Leigh felt teary with gratitude. Tiffany had never expressed affection for Chase so plainly. No one had. She took another small sip of the beer Tiffany had forced on her. Less than a third of the bottle was gone, but under the hot sun, it had gone straight to her head.
Squeals from the children collided with screeches from the gulls.
“Let’s get ’em!” a boy yelled.
“Um, while we’re on the topic.” Leigh began, her pulse quickening, the way it did when she knew she was about to confess something to Tiffany. Usually, these confessions were via text. In person, she was blushing. “I wanted to ask you something about Chase. And school for next year.”
“Shoot,” said Tiffany, crooking her elbow over her forehead. “Damn, it’s hot. I need another drink and half a cigarette.”
“Well,” Leigh said, “you know I respect Chase’s therapists. They’ve changed our lives immeasurably. But”—she paused—“they’re saying he needs a closed classroom next year. One of the small ones for special-needs kids.”
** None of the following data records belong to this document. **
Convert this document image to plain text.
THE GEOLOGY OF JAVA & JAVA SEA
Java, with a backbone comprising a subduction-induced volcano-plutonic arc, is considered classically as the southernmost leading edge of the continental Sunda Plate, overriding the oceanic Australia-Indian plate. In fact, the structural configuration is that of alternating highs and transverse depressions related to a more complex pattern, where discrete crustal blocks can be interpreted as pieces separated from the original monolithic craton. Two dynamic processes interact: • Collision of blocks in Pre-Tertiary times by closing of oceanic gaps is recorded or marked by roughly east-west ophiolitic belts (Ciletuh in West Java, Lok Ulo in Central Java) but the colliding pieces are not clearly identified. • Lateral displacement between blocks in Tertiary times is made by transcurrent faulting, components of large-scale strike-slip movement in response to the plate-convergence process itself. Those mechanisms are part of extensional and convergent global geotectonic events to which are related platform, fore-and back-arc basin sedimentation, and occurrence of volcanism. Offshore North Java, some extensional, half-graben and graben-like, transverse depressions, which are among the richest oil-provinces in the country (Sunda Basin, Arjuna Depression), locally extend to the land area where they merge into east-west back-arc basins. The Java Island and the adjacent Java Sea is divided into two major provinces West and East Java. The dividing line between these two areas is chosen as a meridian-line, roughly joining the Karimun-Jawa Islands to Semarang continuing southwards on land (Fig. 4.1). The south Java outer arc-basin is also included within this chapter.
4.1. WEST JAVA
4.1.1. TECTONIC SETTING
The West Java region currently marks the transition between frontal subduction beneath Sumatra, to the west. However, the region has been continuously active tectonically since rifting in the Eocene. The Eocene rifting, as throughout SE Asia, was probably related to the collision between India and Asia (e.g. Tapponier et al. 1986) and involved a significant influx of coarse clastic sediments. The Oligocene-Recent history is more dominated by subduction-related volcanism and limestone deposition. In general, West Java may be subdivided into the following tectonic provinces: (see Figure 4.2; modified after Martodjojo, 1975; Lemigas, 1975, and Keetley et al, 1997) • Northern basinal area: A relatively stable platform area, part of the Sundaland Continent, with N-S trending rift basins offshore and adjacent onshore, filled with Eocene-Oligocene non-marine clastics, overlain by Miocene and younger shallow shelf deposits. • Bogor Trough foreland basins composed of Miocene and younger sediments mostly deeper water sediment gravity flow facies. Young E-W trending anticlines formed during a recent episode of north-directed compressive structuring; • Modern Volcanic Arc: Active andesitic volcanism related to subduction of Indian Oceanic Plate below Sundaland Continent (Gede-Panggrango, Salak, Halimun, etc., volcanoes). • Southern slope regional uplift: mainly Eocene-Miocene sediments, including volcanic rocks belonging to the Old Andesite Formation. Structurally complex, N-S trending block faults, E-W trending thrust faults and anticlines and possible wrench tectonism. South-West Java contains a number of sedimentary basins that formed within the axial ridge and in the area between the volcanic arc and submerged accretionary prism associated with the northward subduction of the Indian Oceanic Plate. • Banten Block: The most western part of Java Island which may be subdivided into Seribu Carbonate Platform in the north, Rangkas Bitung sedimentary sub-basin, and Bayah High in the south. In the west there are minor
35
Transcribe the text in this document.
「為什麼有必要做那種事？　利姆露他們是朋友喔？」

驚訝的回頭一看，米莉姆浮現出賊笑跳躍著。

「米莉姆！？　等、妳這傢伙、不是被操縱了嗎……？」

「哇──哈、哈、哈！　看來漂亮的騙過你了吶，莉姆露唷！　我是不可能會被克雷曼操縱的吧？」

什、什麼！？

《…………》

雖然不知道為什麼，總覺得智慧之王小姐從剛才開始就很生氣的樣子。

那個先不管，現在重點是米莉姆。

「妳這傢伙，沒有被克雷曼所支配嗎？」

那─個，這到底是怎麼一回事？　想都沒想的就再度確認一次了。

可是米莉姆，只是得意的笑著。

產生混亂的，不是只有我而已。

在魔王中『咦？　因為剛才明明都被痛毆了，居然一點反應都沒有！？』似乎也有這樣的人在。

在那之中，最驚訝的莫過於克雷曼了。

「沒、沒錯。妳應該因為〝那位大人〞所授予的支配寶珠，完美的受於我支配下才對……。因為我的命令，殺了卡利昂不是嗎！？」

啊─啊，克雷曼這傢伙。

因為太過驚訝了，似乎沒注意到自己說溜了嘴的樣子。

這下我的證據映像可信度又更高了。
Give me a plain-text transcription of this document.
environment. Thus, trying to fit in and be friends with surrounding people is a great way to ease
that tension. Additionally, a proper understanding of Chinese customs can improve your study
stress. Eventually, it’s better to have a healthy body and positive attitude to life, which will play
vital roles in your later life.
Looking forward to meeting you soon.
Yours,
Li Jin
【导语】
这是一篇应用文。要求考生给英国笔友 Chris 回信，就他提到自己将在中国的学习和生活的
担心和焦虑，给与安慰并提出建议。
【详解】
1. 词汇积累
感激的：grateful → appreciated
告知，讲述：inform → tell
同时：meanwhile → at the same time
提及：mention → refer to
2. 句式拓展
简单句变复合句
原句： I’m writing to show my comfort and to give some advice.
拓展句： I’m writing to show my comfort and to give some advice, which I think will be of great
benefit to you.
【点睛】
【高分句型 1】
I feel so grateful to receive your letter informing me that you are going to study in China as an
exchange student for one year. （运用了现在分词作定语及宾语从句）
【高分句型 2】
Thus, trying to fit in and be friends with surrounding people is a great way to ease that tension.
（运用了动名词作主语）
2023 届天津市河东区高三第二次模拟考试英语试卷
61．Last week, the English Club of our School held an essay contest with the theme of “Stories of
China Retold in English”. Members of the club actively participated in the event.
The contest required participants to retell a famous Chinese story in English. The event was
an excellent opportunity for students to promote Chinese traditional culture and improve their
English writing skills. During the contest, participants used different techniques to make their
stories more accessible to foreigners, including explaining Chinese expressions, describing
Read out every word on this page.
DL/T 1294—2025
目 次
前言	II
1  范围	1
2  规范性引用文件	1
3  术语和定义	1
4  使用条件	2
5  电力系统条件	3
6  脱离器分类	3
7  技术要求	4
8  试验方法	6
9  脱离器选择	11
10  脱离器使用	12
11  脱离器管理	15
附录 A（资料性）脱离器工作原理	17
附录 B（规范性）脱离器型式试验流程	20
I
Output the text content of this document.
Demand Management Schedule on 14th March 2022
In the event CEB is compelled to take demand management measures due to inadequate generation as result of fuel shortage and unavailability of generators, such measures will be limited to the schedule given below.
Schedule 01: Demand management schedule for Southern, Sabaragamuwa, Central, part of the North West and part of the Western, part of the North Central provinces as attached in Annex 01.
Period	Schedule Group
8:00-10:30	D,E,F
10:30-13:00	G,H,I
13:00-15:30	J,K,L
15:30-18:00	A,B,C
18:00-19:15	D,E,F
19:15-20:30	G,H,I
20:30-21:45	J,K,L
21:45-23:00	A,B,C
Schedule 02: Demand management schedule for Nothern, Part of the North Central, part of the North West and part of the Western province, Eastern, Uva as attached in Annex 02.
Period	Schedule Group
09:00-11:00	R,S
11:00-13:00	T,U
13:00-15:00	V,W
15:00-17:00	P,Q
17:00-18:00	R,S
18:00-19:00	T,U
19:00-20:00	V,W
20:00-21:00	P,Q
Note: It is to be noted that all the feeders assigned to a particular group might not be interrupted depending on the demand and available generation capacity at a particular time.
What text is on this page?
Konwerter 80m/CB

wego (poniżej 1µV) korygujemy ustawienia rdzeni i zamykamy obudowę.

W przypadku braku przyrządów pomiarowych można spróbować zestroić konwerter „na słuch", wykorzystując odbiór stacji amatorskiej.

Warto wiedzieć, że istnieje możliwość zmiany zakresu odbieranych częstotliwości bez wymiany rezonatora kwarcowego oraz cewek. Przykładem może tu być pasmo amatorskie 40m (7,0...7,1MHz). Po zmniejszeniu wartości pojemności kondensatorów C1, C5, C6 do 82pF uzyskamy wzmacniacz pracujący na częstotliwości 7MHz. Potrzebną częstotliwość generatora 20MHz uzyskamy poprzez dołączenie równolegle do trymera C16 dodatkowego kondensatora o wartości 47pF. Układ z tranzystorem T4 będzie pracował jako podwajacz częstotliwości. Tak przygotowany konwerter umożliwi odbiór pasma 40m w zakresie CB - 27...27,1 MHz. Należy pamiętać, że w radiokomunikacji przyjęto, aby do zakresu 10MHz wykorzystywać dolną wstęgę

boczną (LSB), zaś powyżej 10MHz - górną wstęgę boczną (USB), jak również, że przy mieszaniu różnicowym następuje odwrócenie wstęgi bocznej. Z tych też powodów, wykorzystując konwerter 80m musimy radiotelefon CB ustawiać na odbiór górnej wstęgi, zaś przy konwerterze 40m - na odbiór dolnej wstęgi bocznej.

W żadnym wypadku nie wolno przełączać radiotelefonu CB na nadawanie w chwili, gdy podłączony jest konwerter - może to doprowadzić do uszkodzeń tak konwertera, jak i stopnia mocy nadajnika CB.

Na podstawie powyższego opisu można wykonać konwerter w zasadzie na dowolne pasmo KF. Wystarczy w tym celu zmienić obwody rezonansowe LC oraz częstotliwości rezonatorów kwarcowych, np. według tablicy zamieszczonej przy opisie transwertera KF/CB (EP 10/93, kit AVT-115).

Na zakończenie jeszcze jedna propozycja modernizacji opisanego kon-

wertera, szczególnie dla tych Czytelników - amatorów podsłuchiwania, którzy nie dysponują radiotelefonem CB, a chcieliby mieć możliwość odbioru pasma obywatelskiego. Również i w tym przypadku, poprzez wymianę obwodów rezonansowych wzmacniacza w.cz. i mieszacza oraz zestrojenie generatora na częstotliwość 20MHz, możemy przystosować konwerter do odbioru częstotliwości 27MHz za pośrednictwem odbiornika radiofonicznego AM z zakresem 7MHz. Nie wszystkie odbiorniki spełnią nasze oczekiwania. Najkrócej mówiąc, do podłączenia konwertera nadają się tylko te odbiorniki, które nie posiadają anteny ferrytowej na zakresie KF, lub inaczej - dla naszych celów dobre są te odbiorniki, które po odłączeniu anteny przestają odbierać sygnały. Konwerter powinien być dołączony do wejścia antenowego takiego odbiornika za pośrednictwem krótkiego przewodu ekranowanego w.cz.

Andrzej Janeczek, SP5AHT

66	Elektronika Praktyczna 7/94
Tiffany nodded solemnly, “Okay. Well, there were twenty-nine in the gen-ed pre-K classes last year.”
“Jesus,” Leigh whispered.
“I know. It’s fucking tragic.”
“I mean, I just thought he was doing so much better,” Leigh said. “There’s been more listening. Less hitting. He’s even telling stories. Like little fantasies he has in his head. It’s so sweet. And age-appropriate! It just seems”—she paused—“I mean, have you seen those kids? The kids in the closed classrooms? They’re just so delayed. I mean … there are kids with Down’s.”
“You don’t have to whisper the word.” Tiffany laughed. “It’s not like they have cancer.”
Before Leigh could defend herself, explain that she certainly did not mean th
at, Tiffany spoke again. “Chase has been regressing in music class.” She squinted, as if it hurt to be the bearer of bad news. “And he did bite Harper last week.”
Leigh felt as if time had slowed. A shift occurred. Hadn’t Tiffany just said she adored Chase?
“I guess,” Leigh said slowly. “But they were both bugging each other. You know how they are? Harper kind of nags at him.”
She wanted to say, Harper incessantly criticizes him, picks at him. Tells him he’s too loud, too messy, too this, and too that.
“She is going through a bit of a bossy phase,” Tiffany whispered, as if Harper were nearby.
You mean an oppositional defiant phase, Leigh thought, plucking a term from Tiffany’s own early child development–speak.
“It’s hard for Chase.” Leigh knew she was defending him. Worse, she was defending herself. “Harper is so”—she searched for a safe word—“attached to her toys.”
Your little girl was breaking the cardinal rule of playgroups, Leigh thought. Harper wasn’t sharing. She was torturing Chase, taking away toy after toy, every single pony (and there were a dozen at least) and hiding them in her bedroom. Tiffany, as usual, had done nothing, ignoring Harper’s cruel game until Leigh had worried she couldn’t trust her own interpretation, that maybe she was just falling prey to her dislike of the little girl.
“Like you say in music class,” Leigh forced herself to say, “sharing is caring.”
Tiffany picked at the peeling green polish on her toenails.
“I don’t know, Leigh. A contained class might be the best fit for Chase.”
How could she say that? That Chase would be better off with the kids who had behavior issues so severe they were destined never to be mainstreamed? Her Chase didn’t even have a diagnosis. He was just a little slow at developing. Wasn’t it Tiffany herself who had reassured Leigh that most boys like Chase caught up by age four?
“There’s a difference,” Leigh said, “between biting and being stuffed in a class with retarded children.”